Origen de la disputa: del torrenting al entrenamiento de Claude
La queja detalla cómo Benjamin Mann, cofundador de Anthropic, descargó unos 5 millones de copias pirateadas de sitios como LibGen, con autorización de Dario Amodei, pese a conocer su ilicitud. Esto expande la demanda original de 2023, que cubría 500 obras y potenciales 75 millones en daños, a 714 por torrenting directo y 20.517 por uso en el entrenamiento continuo de modelos Claude sin licencias.
Los editores destacan que UMPG ya licencia contenido a herramientas como Udio y KLAY, promoviendo un desarrollo responsable de IA. Sin embargo, Anthropic, valorada ahora en 350.000 millones de dólares (frente a 5.000 en 2023), persiste en infracciones tanto en entrenamiento como en outputs generados, según la demanda.
Fallos judiciales clave y precedentes
Un juez rechazó en octubre de 2025 añadir estas alegaciones a la demanda inicial, pero un fallo reciente de Eumi Lee denegó el dismissal, confirmando el conocimiento de infracciones en outputs. Paralelamente, en Bartz v. Anthropic, Anthropic pagó 1.500 millones a autores por piratería en libros, donde el juez Alsup dictaminó que el entrenamiento es ‘transformative fair use’, pero la obtención pirata era ilegal.

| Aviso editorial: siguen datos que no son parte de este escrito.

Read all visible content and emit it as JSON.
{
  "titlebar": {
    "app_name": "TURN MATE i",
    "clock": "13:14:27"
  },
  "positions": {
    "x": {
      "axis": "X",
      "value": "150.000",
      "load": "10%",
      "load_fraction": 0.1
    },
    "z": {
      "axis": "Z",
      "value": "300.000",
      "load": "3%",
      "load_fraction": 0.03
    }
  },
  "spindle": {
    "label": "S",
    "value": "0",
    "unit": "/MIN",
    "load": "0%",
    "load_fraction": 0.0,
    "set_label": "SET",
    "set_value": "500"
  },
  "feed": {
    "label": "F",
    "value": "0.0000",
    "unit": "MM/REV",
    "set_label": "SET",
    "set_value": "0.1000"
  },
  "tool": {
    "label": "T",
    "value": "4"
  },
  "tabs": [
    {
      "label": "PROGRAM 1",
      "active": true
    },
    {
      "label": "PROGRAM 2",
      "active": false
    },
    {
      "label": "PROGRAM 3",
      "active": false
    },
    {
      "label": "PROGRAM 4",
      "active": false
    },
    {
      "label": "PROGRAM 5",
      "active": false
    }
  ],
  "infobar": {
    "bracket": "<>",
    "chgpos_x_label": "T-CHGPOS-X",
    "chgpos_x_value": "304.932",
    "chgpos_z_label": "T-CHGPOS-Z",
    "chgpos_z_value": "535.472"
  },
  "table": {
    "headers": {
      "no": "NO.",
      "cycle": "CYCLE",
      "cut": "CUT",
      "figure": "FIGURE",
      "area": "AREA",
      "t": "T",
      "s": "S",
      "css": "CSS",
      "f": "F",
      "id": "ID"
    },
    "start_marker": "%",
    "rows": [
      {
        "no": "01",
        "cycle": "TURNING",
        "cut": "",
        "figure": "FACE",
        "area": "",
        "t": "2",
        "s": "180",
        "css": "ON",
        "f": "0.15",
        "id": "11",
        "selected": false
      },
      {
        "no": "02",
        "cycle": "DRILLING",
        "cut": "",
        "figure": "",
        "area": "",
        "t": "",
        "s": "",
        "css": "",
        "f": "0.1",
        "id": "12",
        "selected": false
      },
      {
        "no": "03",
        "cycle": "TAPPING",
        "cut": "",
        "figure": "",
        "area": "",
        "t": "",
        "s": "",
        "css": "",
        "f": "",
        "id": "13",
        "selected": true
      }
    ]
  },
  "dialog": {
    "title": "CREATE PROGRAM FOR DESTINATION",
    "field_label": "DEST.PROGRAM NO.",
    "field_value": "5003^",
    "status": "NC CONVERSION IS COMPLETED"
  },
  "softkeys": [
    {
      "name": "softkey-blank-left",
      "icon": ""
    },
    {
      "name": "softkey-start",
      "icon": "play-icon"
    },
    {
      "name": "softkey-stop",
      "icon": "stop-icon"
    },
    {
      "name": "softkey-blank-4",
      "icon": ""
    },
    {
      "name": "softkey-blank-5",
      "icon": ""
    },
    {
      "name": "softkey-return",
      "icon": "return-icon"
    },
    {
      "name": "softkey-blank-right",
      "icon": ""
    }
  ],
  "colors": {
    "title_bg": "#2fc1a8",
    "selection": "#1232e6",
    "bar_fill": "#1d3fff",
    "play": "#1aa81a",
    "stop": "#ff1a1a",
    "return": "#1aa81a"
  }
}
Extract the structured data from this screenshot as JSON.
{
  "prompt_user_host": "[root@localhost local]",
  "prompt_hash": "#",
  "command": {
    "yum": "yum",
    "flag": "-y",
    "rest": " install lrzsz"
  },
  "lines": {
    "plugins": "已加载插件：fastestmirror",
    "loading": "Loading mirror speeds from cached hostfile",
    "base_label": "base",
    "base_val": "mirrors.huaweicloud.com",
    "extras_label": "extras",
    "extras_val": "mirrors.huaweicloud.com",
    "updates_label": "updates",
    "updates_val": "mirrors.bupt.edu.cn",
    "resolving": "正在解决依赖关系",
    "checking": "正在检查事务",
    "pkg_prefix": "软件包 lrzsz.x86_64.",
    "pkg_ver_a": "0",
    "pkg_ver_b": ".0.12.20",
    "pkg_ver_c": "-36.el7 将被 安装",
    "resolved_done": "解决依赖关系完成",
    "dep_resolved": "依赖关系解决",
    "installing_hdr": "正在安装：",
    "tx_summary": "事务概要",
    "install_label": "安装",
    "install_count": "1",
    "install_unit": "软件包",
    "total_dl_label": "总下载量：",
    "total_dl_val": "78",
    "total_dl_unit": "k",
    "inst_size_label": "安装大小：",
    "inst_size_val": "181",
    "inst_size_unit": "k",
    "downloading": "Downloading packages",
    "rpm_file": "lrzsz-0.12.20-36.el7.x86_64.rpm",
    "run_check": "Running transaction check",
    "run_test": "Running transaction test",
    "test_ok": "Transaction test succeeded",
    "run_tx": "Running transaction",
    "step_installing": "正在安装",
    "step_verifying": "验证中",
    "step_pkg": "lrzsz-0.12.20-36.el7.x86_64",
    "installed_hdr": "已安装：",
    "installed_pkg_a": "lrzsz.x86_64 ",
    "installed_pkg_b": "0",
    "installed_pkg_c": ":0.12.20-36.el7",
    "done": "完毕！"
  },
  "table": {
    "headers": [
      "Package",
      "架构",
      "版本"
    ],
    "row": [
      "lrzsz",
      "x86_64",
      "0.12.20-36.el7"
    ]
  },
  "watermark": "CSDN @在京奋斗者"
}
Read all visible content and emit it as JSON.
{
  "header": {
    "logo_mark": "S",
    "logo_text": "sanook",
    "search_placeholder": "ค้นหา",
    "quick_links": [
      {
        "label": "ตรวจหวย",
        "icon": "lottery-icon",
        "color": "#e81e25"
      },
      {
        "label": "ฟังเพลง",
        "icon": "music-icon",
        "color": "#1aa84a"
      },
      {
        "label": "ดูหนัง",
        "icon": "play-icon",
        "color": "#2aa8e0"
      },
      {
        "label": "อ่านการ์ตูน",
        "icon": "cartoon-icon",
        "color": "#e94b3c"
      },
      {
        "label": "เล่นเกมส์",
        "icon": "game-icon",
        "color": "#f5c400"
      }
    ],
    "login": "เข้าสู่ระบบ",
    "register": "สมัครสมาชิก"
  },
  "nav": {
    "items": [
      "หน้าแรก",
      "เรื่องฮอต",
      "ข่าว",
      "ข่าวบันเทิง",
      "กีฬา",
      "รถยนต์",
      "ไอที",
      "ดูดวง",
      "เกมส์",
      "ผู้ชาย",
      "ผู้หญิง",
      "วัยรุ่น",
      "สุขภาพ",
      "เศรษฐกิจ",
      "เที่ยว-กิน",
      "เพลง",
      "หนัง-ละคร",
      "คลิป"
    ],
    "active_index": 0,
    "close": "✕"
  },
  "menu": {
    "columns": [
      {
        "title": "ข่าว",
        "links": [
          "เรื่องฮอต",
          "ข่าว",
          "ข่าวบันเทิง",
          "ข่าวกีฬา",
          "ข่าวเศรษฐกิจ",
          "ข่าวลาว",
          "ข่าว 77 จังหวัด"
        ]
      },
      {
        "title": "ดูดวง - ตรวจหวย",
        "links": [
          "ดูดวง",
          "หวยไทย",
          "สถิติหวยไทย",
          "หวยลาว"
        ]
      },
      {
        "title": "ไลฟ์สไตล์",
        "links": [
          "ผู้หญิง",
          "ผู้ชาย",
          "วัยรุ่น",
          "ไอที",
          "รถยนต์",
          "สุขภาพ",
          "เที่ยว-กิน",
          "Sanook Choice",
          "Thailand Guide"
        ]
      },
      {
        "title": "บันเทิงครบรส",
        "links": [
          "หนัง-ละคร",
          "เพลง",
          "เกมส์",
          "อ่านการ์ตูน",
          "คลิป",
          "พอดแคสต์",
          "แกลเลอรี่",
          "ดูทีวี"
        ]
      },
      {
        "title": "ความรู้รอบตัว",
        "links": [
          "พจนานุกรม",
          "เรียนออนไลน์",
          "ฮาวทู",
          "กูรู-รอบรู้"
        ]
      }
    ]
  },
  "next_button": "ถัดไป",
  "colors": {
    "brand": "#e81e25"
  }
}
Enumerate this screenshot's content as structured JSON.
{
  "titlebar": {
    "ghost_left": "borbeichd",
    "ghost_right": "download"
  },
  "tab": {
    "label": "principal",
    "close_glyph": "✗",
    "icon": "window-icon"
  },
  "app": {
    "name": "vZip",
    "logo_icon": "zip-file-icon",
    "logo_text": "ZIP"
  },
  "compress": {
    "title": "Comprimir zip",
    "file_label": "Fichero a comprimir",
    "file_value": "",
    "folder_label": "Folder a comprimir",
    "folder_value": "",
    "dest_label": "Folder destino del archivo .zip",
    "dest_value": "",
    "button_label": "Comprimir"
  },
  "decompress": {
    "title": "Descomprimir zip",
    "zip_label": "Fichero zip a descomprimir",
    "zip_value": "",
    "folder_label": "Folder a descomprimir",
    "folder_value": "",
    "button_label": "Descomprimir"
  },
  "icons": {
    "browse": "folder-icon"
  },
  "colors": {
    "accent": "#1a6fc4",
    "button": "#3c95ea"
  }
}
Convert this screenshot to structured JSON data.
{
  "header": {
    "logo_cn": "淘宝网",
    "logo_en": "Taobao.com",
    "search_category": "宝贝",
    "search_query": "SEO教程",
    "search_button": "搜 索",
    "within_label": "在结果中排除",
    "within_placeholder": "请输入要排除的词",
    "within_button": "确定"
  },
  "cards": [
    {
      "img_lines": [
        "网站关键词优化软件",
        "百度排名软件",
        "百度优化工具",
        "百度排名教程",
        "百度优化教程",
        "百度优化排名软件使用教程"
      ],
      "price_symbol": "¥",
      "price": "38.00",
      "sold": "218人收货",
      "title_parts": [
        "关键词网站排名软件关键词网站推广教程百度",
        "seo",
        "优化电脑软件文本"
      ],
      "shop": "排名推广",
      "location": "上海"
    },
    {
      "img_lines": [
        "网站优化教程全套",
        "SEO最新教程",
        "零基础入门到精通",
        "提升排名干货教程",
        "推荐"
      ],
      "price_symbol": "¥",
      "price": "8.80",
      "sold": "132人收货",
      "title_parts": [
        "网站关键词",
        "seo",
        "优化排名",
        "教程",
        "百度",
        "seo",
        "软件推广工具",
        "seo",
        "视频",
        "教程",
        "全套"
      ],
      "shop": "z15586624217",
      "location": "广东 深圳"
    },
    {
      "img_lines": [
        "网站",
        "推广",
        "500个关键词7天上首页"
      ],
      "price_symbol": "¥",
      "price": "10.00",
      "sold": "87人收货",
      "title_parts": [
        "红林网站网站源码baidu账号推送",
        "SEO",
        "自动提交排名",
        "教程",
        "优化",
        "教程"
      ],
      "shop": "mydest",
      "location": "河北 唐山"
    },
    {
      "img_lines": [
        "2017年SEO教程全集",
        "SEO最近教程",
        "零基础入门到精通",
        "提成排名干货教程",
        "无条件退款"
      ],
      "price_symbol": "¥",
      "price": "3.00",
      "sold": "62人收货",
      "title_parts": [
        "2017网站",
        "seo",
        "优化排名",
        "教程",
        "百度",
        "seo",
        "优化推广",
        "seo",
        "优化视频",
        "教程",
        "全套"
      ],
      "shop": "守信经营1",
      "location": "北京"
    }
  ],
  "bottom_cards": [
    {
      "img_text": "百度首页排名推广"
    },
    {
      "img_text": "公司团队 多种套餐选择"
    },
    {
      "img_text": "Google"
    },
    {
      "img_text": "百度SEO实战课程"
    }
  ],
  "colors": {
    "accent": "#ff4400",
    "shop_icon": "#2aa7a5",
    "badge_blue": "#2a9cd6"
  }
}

Esta demanda podría ser la mayor no-class-action por copyright en EE.UU., impulsada por descubrimientos en julio de 2025 vía el caso Bartz. Anthropic no ha respondido públicamente.
Implicaciones para la industria de la IA
Los editores musicales demandan Anthropic en un momento crítico para la regulación de datos en entrenamiento de modelos. Mientras los demandantes insisten en licencias pagadas, la industria argumenta que el ‘fair use’ transformador es esencial para la innovación, evitando un modelo donde cada byte entrenado requiera permiso individual, lo que paralizaría el avance.
Precedentes como este podrían encarecer el desarrollo de IA, beneficiando a gigantes con bolsillos profundos como Anthropic, pero frenando startups. Datos del mercado muestran que licencias musicales para IA ya generan ingresos, pero extenderlas a todo corpus de entrenamiento plantea dilemas económicos.
Análisis Blixel:
Como escéptico de la sobrerregulación disfrazada de protección, veo en esta demanda un choque previsible entre derechos de autor y la voracidad innovadora de la IA. Los editores musicales demandan Anthropic con razón en la piratería inicial –descargar vía BitTorrent no es ‘fair use’, punto–, pero el salto a penalizar el entrenamiento transformador huele a extorsión retroactiva. Anthropic erró en la obtención de datos, como confirmó Alsup en Bartz, pero dictaminar que modelos como Claude ‘copian’ letras enteras ignora cómo funcionan los LLMs: destilando patrones, no regurgitando obras.
Datos duros: el 90% de entrenamiento IA usa datos públicos o licenciados, pero corpus masivos como Books3 (de Bartz) aceleran innovación sin desplazar mercados musicales. UMPG licencia a Udio porque es negocio mutuo; demandar $3B a Anthropic, valorada en $350B, es oportunismo ante su hype post-Amazon. Ironía: editores que vivieron del streaming ahora quieren licencias por ‘inspiración algorítmica’. La solución pragmática es un fondo compensatorio colectivo, no juicios que eleven barreras de entrada y beneficien a Big Tech con deals exclusivos. Libertario como soy, defiendo innovación sobre rentas perpetuas: regulemos la piratería upstream, no el downstream creativo. De lo contrario, la IA musical se estanca, y todos perdemos –editores incluidos.